South African novelist, short story writer, and scholar Zoë Wicomb passed on on October 13, 2025, at her home in Glasgow, Scotland. She was 76 years old. Her death marks an immeasurable loss to African literature, feminist scholarship, and all who have been moved by her luminous explorations of identity, memory, and injustice.
Born in Namaqualand, Northern Cape, in 1948, Wicomb grew up during the height of apartheid in a society structured around racial classification and exclusion. Of Coloured heritage, she spent her career giving voice to those marginalized by history and interrogating the silences that shaped lives under and after apartheid.
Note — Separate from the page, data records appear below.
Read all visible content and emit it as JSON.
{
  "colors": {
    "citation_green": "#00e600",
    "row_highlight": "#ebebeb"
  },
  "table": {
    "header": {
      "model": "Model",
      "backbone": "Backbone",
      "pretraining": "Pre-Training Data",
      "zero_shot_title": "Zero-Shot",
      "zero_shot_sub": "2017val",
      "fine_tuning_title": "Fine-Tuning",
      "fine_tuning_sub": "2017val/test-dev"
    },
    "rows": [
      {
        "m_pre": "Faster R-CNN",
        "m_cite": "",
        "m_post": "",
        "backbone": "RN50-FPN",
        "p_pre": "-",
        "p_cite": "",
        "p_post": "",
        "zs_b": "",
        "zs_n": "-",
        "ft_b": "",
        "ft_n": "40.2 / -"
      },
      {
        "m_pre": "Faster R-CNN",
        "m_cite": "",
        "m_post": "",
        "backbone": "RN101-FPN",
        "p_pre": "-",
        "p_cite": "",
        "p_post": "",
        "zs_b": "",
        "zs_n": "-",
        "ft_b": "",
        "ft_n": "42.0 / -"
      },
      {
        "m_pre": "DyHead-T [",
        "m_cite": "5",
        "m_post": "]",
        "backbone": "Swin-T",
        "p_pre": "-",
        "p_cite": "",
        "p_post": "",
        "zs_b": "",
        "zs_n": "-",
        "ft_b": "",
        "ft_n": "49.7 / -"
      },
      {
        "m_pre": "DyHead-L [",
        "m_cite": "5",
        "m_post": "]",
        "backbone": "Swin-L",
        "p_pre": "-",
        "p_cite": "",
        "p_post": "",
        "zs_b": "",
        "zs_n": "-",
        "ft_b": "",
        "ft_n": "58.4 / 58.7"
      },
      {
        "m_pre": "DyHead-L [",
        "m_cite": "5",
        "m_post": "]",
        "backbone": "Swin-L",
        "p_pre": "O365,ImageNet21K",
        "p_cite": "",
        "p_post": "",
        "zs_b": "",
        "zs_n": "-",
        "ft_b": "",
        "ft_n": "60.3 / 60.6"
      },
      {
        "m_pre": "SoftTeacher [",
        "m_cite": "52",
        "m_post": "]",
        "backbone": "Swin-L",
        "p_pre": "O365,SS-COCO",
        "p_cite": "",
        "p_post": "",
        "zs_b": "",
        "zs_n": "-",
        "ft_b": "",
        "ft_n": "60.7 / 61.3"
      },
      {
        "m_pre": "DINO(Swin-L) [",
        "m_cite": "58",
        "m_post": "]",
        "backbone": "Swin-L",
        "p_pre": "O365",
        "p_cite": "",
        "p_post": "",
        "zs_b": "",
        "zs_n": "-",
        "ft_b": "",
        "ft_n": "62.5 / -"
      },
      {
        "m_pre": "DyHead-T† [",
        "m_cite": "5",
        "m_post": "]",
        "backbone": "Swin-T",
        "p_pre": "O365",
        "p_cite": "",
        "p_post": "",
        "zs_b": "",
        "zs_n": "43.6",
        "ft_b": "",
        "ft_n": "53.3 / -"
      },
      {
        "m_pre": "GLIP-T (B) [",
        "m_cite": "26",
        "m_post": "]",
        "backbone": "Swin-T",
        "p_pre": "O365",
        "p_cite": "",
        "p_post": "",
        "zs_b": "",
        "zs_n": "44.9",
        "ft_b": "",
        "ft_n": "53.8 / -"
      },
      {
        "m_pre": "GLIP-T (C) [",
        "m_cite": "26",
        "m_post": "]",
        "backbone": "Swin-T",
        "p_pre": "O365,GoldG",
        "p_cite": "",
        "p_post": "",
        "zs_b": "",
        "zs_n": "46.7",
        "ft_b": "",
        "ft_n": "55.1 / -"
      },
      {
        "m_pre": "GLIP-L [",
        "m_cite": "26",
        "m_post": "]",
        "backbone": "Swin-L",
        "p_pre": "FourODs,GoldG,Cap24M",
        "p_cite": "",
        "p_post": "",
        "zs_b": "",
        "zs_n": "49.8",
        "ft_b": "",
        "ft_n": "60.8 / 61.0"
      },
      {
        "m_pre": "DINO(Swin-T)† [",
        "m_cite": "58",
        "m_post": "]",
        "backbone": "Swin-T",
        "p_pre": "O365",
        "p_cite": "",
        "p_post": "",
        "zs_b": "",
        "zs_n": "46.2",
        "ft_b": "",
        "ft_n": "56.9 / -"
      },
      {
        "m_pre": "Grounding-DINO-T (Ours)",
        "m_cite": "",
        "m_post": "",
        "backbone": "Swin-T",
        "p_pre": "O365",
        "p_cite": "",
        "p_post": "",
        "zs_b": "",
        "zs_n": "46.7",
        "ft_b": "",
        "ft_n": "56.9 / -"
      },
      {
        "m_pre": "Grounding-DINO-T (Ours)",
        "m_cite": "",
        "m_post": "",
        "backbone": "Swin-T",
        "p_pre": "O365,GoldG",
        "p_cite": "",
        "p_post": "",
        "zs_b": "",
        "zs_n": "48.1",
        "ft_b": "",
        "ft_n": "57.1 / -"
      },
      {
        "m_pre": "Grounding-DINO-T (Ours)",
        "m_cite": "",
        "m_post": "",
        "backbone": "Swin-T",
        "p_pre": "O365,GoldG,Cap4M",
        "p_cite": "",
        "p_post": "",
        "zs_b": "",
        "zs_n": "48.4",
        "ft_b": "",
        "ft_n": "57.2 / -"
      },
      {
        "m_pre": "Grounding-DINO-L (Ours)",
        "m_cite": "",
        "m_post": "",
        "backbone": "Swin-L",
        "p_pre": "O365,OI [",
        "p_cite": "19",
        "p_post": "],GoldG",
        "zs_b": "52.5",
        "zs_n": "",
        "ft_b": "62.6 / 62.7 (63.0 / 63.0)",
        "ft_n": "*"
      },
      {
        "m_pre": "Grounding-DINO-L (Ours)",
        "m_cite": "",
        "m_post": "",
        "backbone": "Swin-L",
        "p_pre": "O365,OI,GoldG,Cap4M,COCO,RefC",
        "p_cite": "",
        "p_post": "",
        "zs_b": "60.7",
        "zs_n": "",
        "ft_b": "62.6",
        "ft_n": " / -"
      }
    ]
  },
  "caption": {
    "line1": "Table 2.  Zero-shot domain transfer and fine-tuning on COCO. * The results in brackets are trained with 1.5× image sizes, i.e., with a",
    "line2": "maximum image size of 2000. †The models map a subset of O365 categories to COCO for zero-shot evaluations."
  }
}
After studying at the University of the Western Cape, Wicomb moved to the United Kingdom, where she pursued postgraduate studies at Reading University. She built a distinguished academic career, teaching English literature at the University of Nottingham and later serving as Professor of English Studies at the University of Strathclace in Glasgow until her retirement in 2009. She maintained deep ties to South Africa, holding the position of Professor Extraordinaire at Stellenbosch University from 2005 to 2011.
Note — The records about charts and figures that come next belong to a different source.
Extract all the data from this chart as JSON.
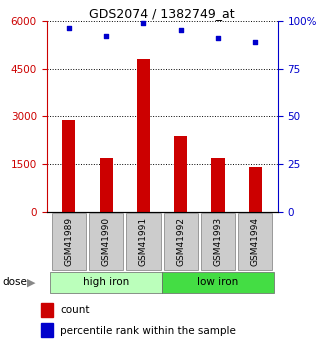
{
  "title": "GDS2074 / 1382749_at",
  "categories": [
    "GSM41989",
    "GSM41990",
    "GSM41991",
    "GSM41992",
    "GSM41993",
    "GSM41994"
  ],
  "bar_values": [
    2900,
    1700,
    4800,
    2400,
    1700,
    1400
  ],
  "percentile_values": [
    96,
    92,
    99,
    95,
    91,
    89
  ],
  "bar_color": "#cc0000",
  "dot_color": "#0000cc",
  "left_ylim": [
    0,
    6000
  ],
  "right_ylim": [
    0,
    100
  ],
  "left_yticks": [
    0,
    1500,
    3000,
    4500,
    6000
  ],
  "right_yticks": [
    0,
    25,
    50,
    75,
    100
  ],
  "right_yticklabels": [
    "0",
    "25",
    "50",
    "75",
    "100%"
  ],
  "left_ycolor": "#cc0000",
  "right_ycolor": "#0000cc",
  "group1_label": "high iron",
  "group2_label": "low iron",
  "group1_indices": [
    0,
    1,
    2
  ],
  "group2_indices": [
    3,
    4,
    5
  ],
  "group1_color": "#bbffbb",
  "group2_color": "#44dd44",
  "dose_label": "dose",
  "xlabel_bg": "#cccccc",
  "legend_count_label": "count",
  "legend_percentile_label": "percentile rank within the sample"
}
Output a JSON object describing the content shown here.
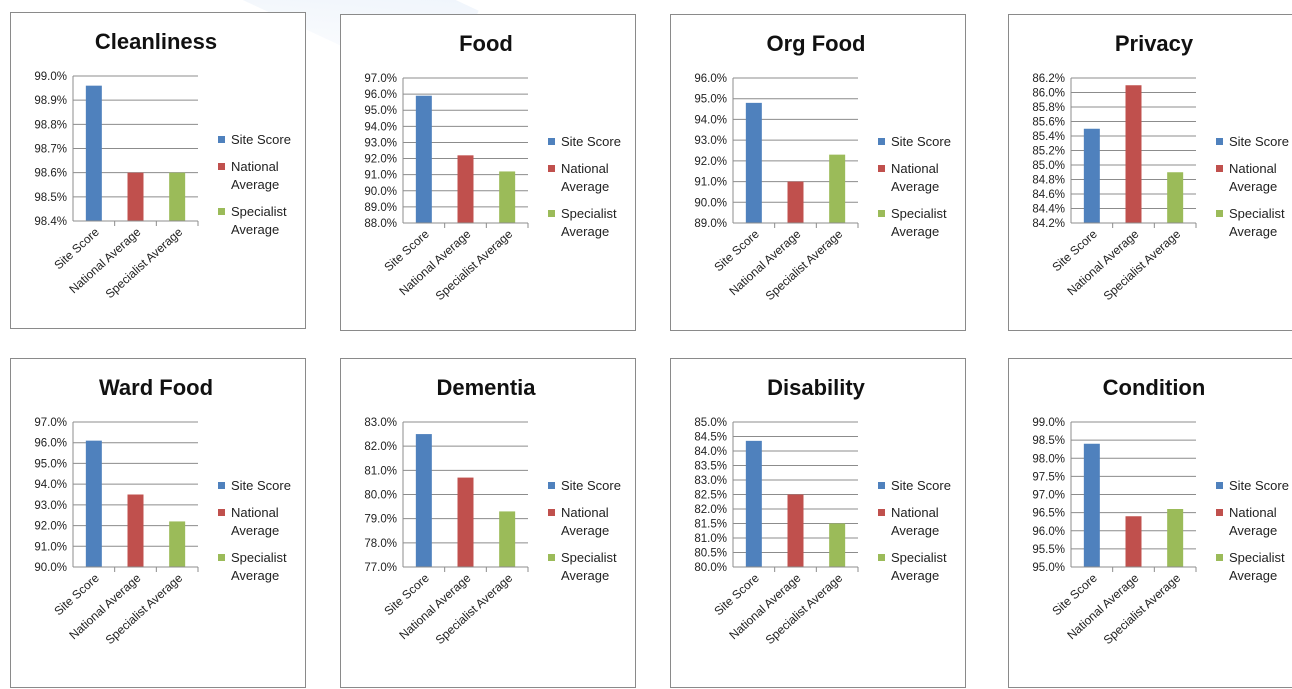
{
  "colors": {
    "site": "#4F81BD",
    "national": "#C0504D",
    "specialist": "#9BBB59",
    "grid": "#8c8c8c",
    "axis": "#8c8c8c"
  },
  "legend": [
    {
      "label": "Site Score",
      "color_key": "site"
    },
    {
      "label": "National Average",
      "color_key": "national"
    },
    {
      "label": "Specialist Average",
      "color_key": "specialist"
    }
  ],
  "chart_data": [
    {
      "type": "bar",
      "title": "Cleanliness",
      "categories": [
        "Site Score",
        "National Average",
        "Specialist Average"
      ],
      "values": [
        98.96,
        98.6,
        98.6
      ],
      "ylim": [
        98.4,
        99.0
      ],
      "ystep": 0.1,
      "decimals": 1,
      "tick_labels": [
        "98.4%",
        "98.5%",
        "98.6%",
        "98.7%",
        "98.8%",
        "98.9%",
        "99.0%"
      ],
      "grid": true,
      "legend": "right"
    },
    {
      "type": "bar",
      "title": "Food",
      "categories": [
        "Site Score",
        "National Average",
        "Specialist Average"
      ],
      "values": [
        95.9,
        92.2,
        91.2
      ],
      "ylim": [
        88.0,
        97.0
      ],
      "ystep": 1,
      "decimals": 1,
      "tick_labels": [
        "88.0%",
        "89.0%",
        "90.0%",
        "91.0%",
        "92.0%",
        "93.0%",
        "94.0%",
        "95.0%",
        "96.0%",
        "97.0%"
      ],
      "grid": true,
      "legend": "right"
    },
    {
      "type": "bar",
      "title": "Org Food",
      "categories": [
        "Site Score",
        "National Average",
        "Specialist Average"
      ],
      "values": [
        94.8,
        91.0,
        92.3
      ],
      "ylim": [
        89.0,
        96.0
      ],
      "ystep": 1,
      "decimals": 1,
      "tick_labels": [
        "89.0%",
        "90.0%",
        "91.0%",
        "92.0%",
        "93.0%",
        "94.0%",
        "95.0%",
        "96.0%"
      ],
      "grid": true,
      "legend": "right"
    },
    {
      "type": "bar",
      "title": "Privacy",
      "categories": [
        "Site Score",
        "National Average",
        "Specialist Average"
      ],
      "values": [
        85.5,
        86.1,
        84.9
      ],
      "ylim": [
        84.2,
        86.2
      ],
      "ystep": 0.2,
      "decimals": 1,
      "tick_labels": [
        "84.2%",
        "84.4%",
        "84.6%",
        "84.8%",
        "85.0%",
        "85.2%",
        "85.4%",
        "85.6%",
        "85.8%",
        "86.0%",
        "86.2%"
      ],
      "grid": true,
      "legend": "right"
    },
    {
      "type": "bar",
      "title": "Ward Food",
      "categories": [
        "Site Score",
        "National Average",
        "Specialist Average"
      ],
      "values": [
        96.1,
        93.5,
        92.2
      ],
      "ylim": [
        90.0,
        97.0
      ],
      "ystep": 1,
      "decimals": 1,
      "tick_labels": [
        "90.0%",
        "91.0%",
        "92.0%",
        "93.0%",
        "94.0%",
        "95.0%",
        "96.0%",
        "97.0%"
      ],
      "grid": true,
      "legend": "right"
    },
    {
      "type": "bar",
      "title": "Dementia",
      "categories": [
        "Site Score",
        "National Average",
        "Specialist Average"
      ],
      "values": [
        82.5,
        80.7,
        79.3
      ],
      "ylim": [
        77.0,
        83.0
      ],
      "ystep": 1,
      "decimals": 1,
      "tick_labels": [
        "77.0%",
        "78.0%",
        "79.0%",
        "80.0%",
        "81.0%",
        "82.0%",
        "83.0%"
      ],
      "grid": true,
      "legend": "right"
    },
    {
      "type": "bar",
      "title": "Disability",
      "categories": [
        "Site Score",
        "National Average",
        "Specialist Average"
      ],
      "values": [
        84.35,
        82.5,
        81.5
      ],
      "ylim": [
        80.0,
        85.0
      ],
      "ystep": 0.5,
      "decimals": 1,
      "tick_labels": [
        "80.0%",
        "80.5%",
        "81.0%",
        "81.5%",
        "82.0%",
        "82.5%",
        "83.0%",
        "83.5%",
        "84.0%",
        "84.5%",
        "85.0%"
      ],
      "grid": true,
      "legend": "right"
    },
    {
      "type": "bar",
      "title": "Condition",
      "categories": [
        "Site Score",
        "National Average",
        "Specialist Average"
      ],
      "values": [
        98.4,
        96.4,
        96.6
      ],
      "ylim": [
        95.0,
        99.0
      ],
      "ystep": 0.5,
      "decimals": 1,
      "tick_labels": [
        "95.0%",
        "95.5%",
        "96.0%",
        "96.5%",
        "97.0%",
        "97.5%",
        "98.0%",
        "98.5%",
        "99.0%"
      ],
      "grid": true,
      "legend": "right"
    }
  ]
}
Her 1987 debut, You Can’t Get Lost in Cape Town, a collection of interlinked stories, immediately established her as a powerful and introspective voice in South African literature. Her subsequent novels, David’s Story (2000), Playing in the Light (2006), and October (2014), expanded her international reputation and cemented her place among the most important writers of post-apartheid South Africa.
Wicomb’s work was ground-shifting in its approach. She wrote unforgettably about Sarah Baartman, slavery, the betrayals of the anti-apartheid struggle, and the compromises of the South African transition. Her accolades reflected the depth of her contribution. In 2013, she became the inaugural recipient of the Windham Campbell Prize for Fiction from Yale University, one of the most significant literary honors in the world. She also received the M-Net Literary Award and earned praise from Nobel laureate Toni Morrison, who called her work “brilliant and precious.”
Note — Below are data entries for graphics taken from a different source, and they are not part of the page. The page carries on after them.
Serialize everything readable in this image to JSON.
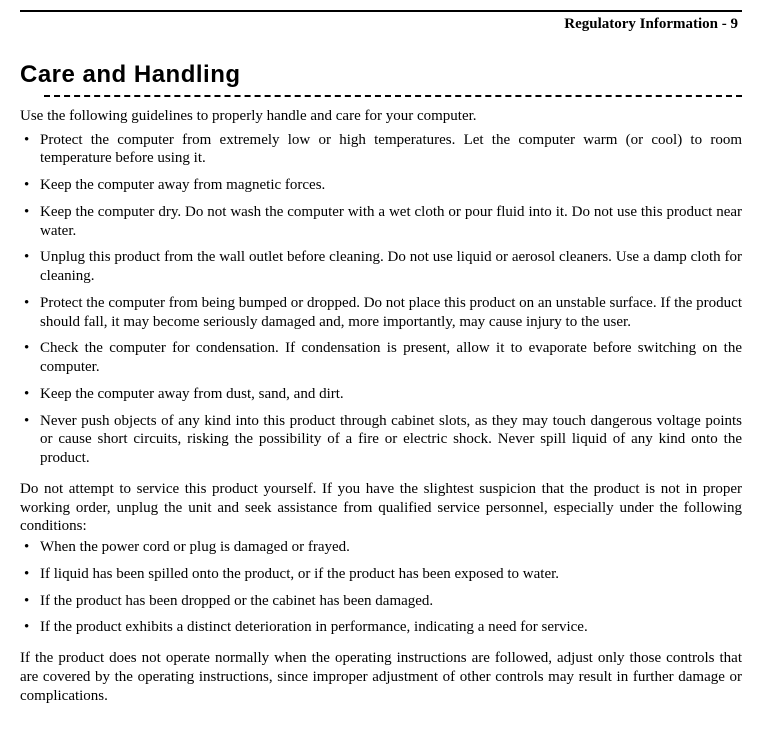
{
  "header": {
    "running_title": "Regulatory Information - 9"
  },
  "section": {
    "title": "Care and Handling",
    "intro": "Use the following guidelines to properly handle and care for your computer.",
    "bullets1": [
      "Protect the computer from extremely low or high temperatures. Let the computer warm (or cool) to room temperature before using it.",
      "Keep the computer away from magnetic forces.",
      "Keep the computer dry. Do not wash the computer with a wet cloth or pour fluid into it. Do not use this product near water.",
      "Unplug this product from the wall outlet before cleaning. Do not use liquid or aerosol cleaners. Use a damp cloth for cleaning.",
      "Protect the computer from being bumped or dropped. Do not place this product on an unstable surface. If the product should fall, it may become seriously damaged and, more importantly, may cause injury to the user.",
      "Check the computer for condensation. If condensation is present, allow it to evaporate before switching on the computer.",
      "Keep the computer away from dust, sand, and dirt.",
      "Never push objects of any kind into this product through cabinet slots, as they may touch dangerous voltage points or cause short circuits, risking the possibility of a fire or electric shock. Never spill liquid of any kind onto the product."
    ],
    "service_intro": "Do not attempt to service this product yourself. If you have the slightest suspicion that the product is not in proper working order, unplug the unit and seek assistance from qualified service personnel, especially under the following conditions:",
    "bullets2": [
      "When the power cord or plug is damaged or frayed.",
      "If liquid has been spilled onto the product, or if the product has been exposed to water.",
      "If the product has been dropped or the cabinet has been damaged.",
      "If the product exhibits a distinct deterioration in performance, indicating a need for service."
    ],
    "closing": "If the product does not operate normally when the operating instructions are followed, adjust only those controls that are covered by the operating instructions, since improper adjustment of other controls may result in further damage or complications."
  }
}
But Wicomb was more than her awards. She was known for her integrity, modesty, and sharp intellect. As a lecturer, she inspired generations of students to read for understanding rather than mere knowledge, and to write with authenticity and purpose. Her narratives illuminated the intimate and expansive aspects of life.
Professor Robert Balfour, Vice-Chancellor of the University of the Western Cape, expressed his sadness at her passing: “I had the opportunity to meet with Zoë when she visited for a Time of the Writer Festival in the early 2000s. Her lively interest in South Africa and her deep concern with equality, inclusion, and diversity featured with such nuance, skill, and wit in her writing and conversation, and remain powerful in memory.”
Her loss is felt across continents, by Africans, Africanists, feminists, students, readers, and all who recognized in her work a rare combination of intellectual rigor and profound humanity. Zoë Wicomb showed us that literature could be both beautiful and truthful, that it could honor the ordinary while bearing witness to the extraordinary weight of history.
She leaves behind a body of work that will continue to teach, challenge, and inspire.